We have to find the probability that all the $5$ cards are spades.
Let the number of spade cards be X.
So drawing a card is a Bernoulli trial and the binomial distribution is given as-
$ \Rightarrow P\left( {X = x} \right) = {}^n{C_x}{q^{n - x}}{p^x}$ --- (i)

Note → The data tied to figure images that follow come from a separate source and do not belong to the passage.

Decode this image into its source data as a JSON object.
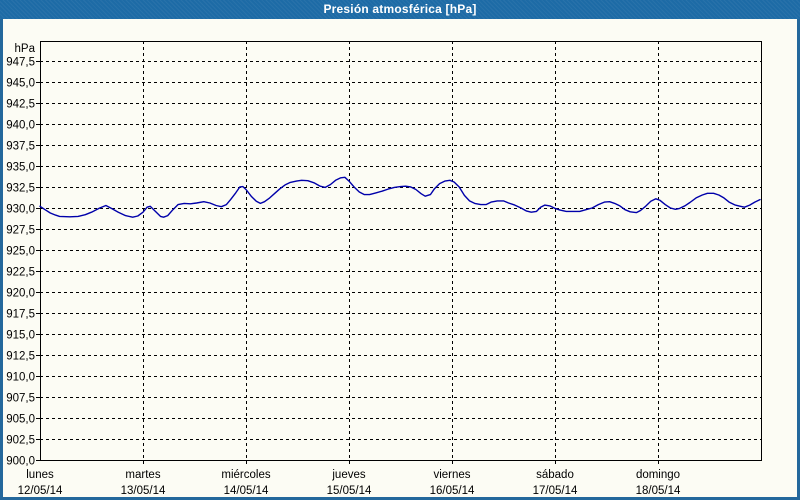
{
  "window": {
    "title": "Presión atmosférica [hPa]"
  },
  "colors": {
    "titlebar": "#1d6ba6",
    "window_border": "#24689c",
    "background": "#fcfcf4",
    "grid": "#000000",
    "axis": "#000000",
    "label_text": "#000000",
    "title_text": "#ffffff",
    "line": "#0000aa"
  },
  "chart_data": {
    "type": "line",
    "title": "Presión atmosférica [hPa]",
    "unit_label": "hPa",
    "grid": {
      "horizontal": "dashed",
      "vertical": "dashed"
    },
    "legend": "none",
    "y_axis": {
      "min": 900.0,
      "max": 947.5,
      "step": 2.5,
      "plot_top_value": 950.0,
      "decimal_separator": ",",
      "tick_labels": [
        "947,5",
        "945,0",
        "942,5",
        "940,0",
        "937,5",
        "935,0",
        "932,5",
        "930,0",
        "927,5",
        "925,0",
        "922,5",
        "920,0",
        "917,5",
        "915,0",
        "912,5",
        "910,0",
        "907,5",
        "905,0",
        "902,5",
        "900,0"
      ]
    },
    "x_axis": {
      "days": [
        {
          "weekday": "lunes",
          "date": "12/05/14"
        },
        {
          "weekday": "martes",
          "date": "13/05/14"
        },
        {
          "weekday": "miércoles",
          "date": "14/05/14"
        },
        {
          "weekday": "jueves",
          "date": "15/05/14"
        },
        {
          "weekday": "viernes",
          "date": "16/05/14"
        },
        {
          "weekday": "sábado",
          "date": "17/05/14"
        },
        {
          "weekday": "domingo",
          "date": "18/05/14"
        }
      ],
      "span_days": 7
    },
    "series": [
      {
        "name": "Presión atmosférica",
        "color": "#0000aa",
        "points_t_days_hpa": [
          [
            0.0,
            930.2
          ],
          [
            0.05,
            929.8
          ],
          [
            0.1,
            929.4
          ],
          [
            0.15,
            929.15
          ],
          [
            0.19,
            929.0
          ],
          [
            0.29,
            928.95
          ],
          [
            0.37,
            929.0
          ],
          [
            0.44,
            929.2
          ],
          [
            0.5,
            929.5
          ],
          [
            0.58,
            930.0
          ],
          [
            0.64,
            930.3
          ],
          [
            0.7,
            929.9
          ],
          [
            0.76,
            929.5
          ],
          [
            0.83,
            929.1
          ],
          [
            0.9,
            928.9
          ],
          [
            0.95,
            929.05
          ],
          [
            1.0,
            929.5
          ],
          [
            1.04,
            930.1
          ],
          [
            1.07,
            930.2
          ],
          [
            1.12,
            929.6
          ],
          [
            1.17,
            929.0
          ],
          [
            1.2,
            928.9
          ],
          [
            1.24,
            929.1
          ],
          [
            1.29,
            929.8
          ],
          [
            1.34,
            930.4
          ],
          [
            1.4,
            930.55
          ],
          [
            1.46,
            930.5
          ],
          [
            1.52,
            930.6
          ],
          [
            1.59,
            930.75
          ],
          [
            1.65,
            930.6
          ],
          [
            1.71,
            930.3
          ],
          [
            1.76,
            930.15
          ],
          [
            1.81,
            930.4
          ],
          [
            1.85,
            931.0
          ],
          [
            1.9,
            931.8
          ],
          [
            1.94,
            932.5
          ],
          [
            1.97,
            932.55
          ],
          [
            2.0,
            932.2
          ],
          [
            2.05,
            931.4
          ],
          [
            2.1,
            930.8
          ],
          [
            2.14,
            930.55
          ],
          [
            2.18,
            930.75
          ],
          [
            2.23,
            931.2
          ],
          [
            2.28,
            931.75
          ],
          [
            2.33,
            932.3
          ],
          [
            2.38,
            932.75
          ],
          [
            2.43,
            933.05
          ],
          [
            2.49,
            933.2
          ],
          [
            2.54,
            933.3
          ],
          [
            2.6,
            933.25
          ],
          [
            2.66,
            933.0
          ],
          [
            2.72,
            932.6
          ],
          [
            2.77,
            932.45
          ],
          [
            2.82,
            932.8
          ],
          [
            2.87,
            933.3
          ],
          [
            2.92,
            933.6
          ],
          [
            2.96,
            933.65
          ],
          [
            3.0,
            933.2
          ],
          [
            3.05,
            932.5
          ],
          [
            3.1,
            931.9
          ],
          [
            3.15,
            931.6
          ],
          [
            3.2,
            931.6
          ],
          [
            3.26,
            931.8
          ],
          [
            3.32,
            932.0
          ],
          [
            3.38,
            932.25
          ],
          [
            3.44,
            932.45
          ],
          [
            3.5,
            932.55
          ],
          [
            3.55,
            932.6
          ],
          [
            3.6,
            932.5
          ],
          [
            3.65,
            932.2
          ],
          [
            3.7,
            931.7
          ],
          [
            3.74,
            931.4
          ],
          [
            3.79,
            931.6
          ],
          [
            3.83,
            932.3
          ],
          [
            3.88,
            932.9
          ],
          [
            3.93,
            933.2
          ],
          [
            3.98,
            933.3
          ],
          [
            4.02,
            933.1
          ],
          [
            4.07,
            932.5
          ],
          [
            4.12,
            931.5
          ],
          [
            4.17,
            930.85
          ],
          [
            4.22,
            930.55
          ],
          [
            4.28,
            930.4
          ],
          [
            4.33,
            930.4
          ],
          [
            4.38,
            930.7
          ],
          [
            4.44,
            930.85
          ],
          [
            4.5,
            930.85
          ],
          [
            4.55,
            930.6
          ],
          [
            4.61,
            930.35
          ],
          [
            4.67,
            930.0
          ],
          [
            4.72,
            929.65
          ],
          [
            4.77,
            929.5
          ],
          [
            4.82,
            929.6
          ],
          [
            4.86,
            930.1
          ],
          [
            4.9,
            930.35
          ],
          [
            4.95,
            930.25
          ],
          [
            5.0,
            929.95
          ],
          [
            5.05,
            929.75
          ],
          [
            5.11,
            929.6
          ],
          [
            5.17,
            929.6
          ],
          [
            5.24,
            929.6
          ],
          [
            5.3,
            929.8
          ],
          [
            5.36,
            930.0
          ],
          [
            5.42,
            930.4
          ],
          [
            5.48,
            930.7
          ],
          [
            5.53,
            930.75
          ],
          [
            5.58,
            930.55
          ],
          [
            5.63,
            930.25
          ],
          [
            5.68,
            929.8
          ],
          [
            5.73,
            929.55
          ],
          [
            5.79,
            929.45
          ],
          [
            5.83,
            929.7
          ],
          [
            5.88,
            930.2
          ],
          [
            5.93,
            930.8
          ],
          [
            5.98,
            931.1
          ],
          [
            6.02,
            930.9
          ],
          [
            6.07,
            930.4
          ],
          [
            6.12,
            930.0
          ],
          [
            6.17,
            929.85
          ],
          [
            6.21,
            929.95
          ],
          [
            6.26,
            930.25
          ],
          [
            6.31,
            930.65
          ],
          [
            6.37,
            931.2
          ],
          [
            6.43,
            931.55
          ],
          [
            6.48,
            931.75
          ],
          [
            6.54,
            931.75
          ],
          [
            6.59,
            931.55
          ],
          [
            6.64,
            931.2
          ],
          [
            6.69,
            930.7
          ],
          [
            6.75,
            930.35
          ],
          [
            6.8,
            930.2
          ],
          [
            6.84,
            930.1
          ],
          [
            6.89,
            930.35
          ],
          [
            6.94,
            930.7
          ],
          [
            6.99,
            931.0
          ]
        ]
      }
    ]
  }
}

Where n is the number of cards drawn, p is the probability of getting spade cards and q=$1 - p$
Here we know that n=$5$,
The probability of getting spade cards=$\dfrac{{{\text{no}}{\text{. of spade cards}}}}{{{\text{Total number of cards}}{\text{.}}}}$
On putting value we get,
$ \Rightarrow $ p=$\dfrac{{13}}{{52}} = \dfrac{1}{4}$
Then q=$1 - p = 1 - \dfrac{1}{4}$
On solving we get,
$ \Rightarrow $ q=$\dfrac{{4 - 1}}{4} = \dfrac{3}{4}$
Now putting all these values in eq. (i), we get-
$ \Rightarrow P\left( {X = x} \right) = {}^5{C_x}{\left( {\dfrac{3}{4}} \right)^{5 - x}}{\left( {\dfrac{1}{4}} \right)^x}$
Now we have to find the probability that all the cards are spade so x=$5$
On putting this value in the formula, we get-
$ \Rightarrow P\left( {X = 5} \right) = {}^5{C_5}{\left( {\dfrac{3}{4}} \right)^{5 - 5}}{\left( {\dfrac{1}{4}} \right)^5}$
On solving we get,
$ \Rightarrow P\left( {X = 5} \right) = {}^5{C_5}{\left( {\dfrac{3}{4}} \right)^0}{\left( {\dfrac{1}{4}} \right)^5}$
Now we know that ${}^n{C_r} = \dfrac{{n!}}{{n - r!r!}}$ where $n! = n\left( {n - 1} \right)...3,2,1$
So on applying this formula we get,
$ \Rightarrow P\left( {X = 5} \right) = \dfrac{{5!}}{{5!0!}} \times 1 \times {\left( {\dfrac{1}{4}} \right)^5}$
And we know that $0! = 1$ so-
$ \Rightarrow P\left( {X = 5} \right) = {\left( {\dfrac{1}{4}} \right)^5}$
Hence the correct answer is C.

Note: Here we can also solve this question by this method-
Since we know that the probability of drawing one card of spade from a pack of $52$ cards=\[\dfrac{{13}}{{52}} = \dfrac{1}{4}\]
Then the probability of drawing $5$ cards successively with replacement and all of them to be a card of spade=$\dfrac{1}{4} \times \dfrac{1}{4} \times \dfrac{1}{4} \times \dfrac{1}{4} \times \dfrac{1}{4} = {\left( {\dfrac{1}{4}} \right)^5}$